• Description:

    Client participation is a popular concept, generally carrying positive connotations among both administrators and citizen advocates: “It connotes openness and transparency, inclusion and diversity, democracy and voice, equality and deliberation…” (Kelty et al. 2015: 475). Participation is regarded important in combatting social exclusion (Stevens, Bur and Young 2003), contributing to democratization, increasing the self-efficacy of clients, building communities, increasing service efficiency and effectiveness, ensuring fairness and holding government agencies accountable (Mizrahi, Humphreys and Torres 2009; Alford 2009: 37). In addition, participation has become an important source of legitimacy, and public agencies are increasingly expected to enable citizen participation (Kelty et al. 2015). With the advance of new public governance, citizens are also increasingly expected to participate actively, contributing to the delivery of public services to themselves and others. This however leads to new paradoxes, as municipalities “simultaneously want to empower its citizens and control the output of their activities.” (Hansen & Gemal 2014: 3; see also Borghi and van Berkel 2007: 422). With all the different and somewhat contradictory tasks participation is expected to perform, it is important to examine different forms of participation in order to analyze how participation works in specific contexts.

    Lipsky pointed out that client participation has a dual function both as a means to secure individual and fair treatment and as a way of legitimizing the agency’s intervention in the clients’ lives and the control of clients (Lipsky 1980: 42-43). Hence, participation can be non-voluntary for clients and street-level organizations may seek to persuade clients to participate actively in the system (Lipsky 1980: 43). In this context, client participation can be seen as part of an organizational goal of client control as well as a source of organizational legitimacy. White calls for a detailed examination of the concept of participation and the interests it serves and underscores that “participation is not always in the interests of the poor. Everything depends on the type of participation, and the terms on which it is offered. […] exit may be the most empowering option” (White 2011: 64). Hence, it should not be taken for granted that client participation is empowering or liberating to clients. The concept client participation may be regarded problematic for this very reason, since client participation may imply user control and empowerment, but it may also imply treatment participation or even client compliance. Hence, notions of inclusion through client participation remain problematic as long as it remains obscure what participation entails and what the goals of participation are, e.g. involving people in decisions made about them or making services cheaper (Stevens et al. 2003: 90).

    Participation has long been an important concept in a range of disciplines (e.g. political sciences, social work, rural development, media studies). The popularity of the concept of participation has led scholars to be wary that the concept may become “drained of substance” (Cohen and Uphoff 2011: 34).  Across different streams of research, there is not a common conceptualization of client participation.

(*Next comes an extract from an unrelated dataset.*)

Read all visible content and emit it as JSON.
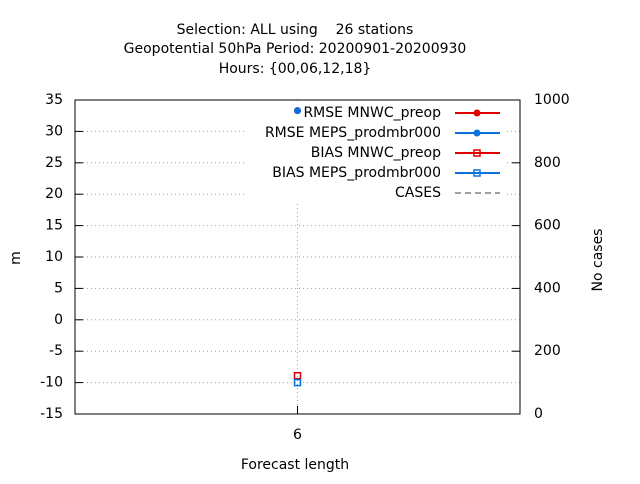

    The aim of the course is to familiarize students with classical and contemporary perspectives on client participation, to enable students to critically discuss assumptions, methodological approaches and empirical results regarding client participation. In addition, the course aims at furthering the PhD-students work on constructing a theoretical framework and methodological approach to a specific research problem in the student’s own ongoing or planned project.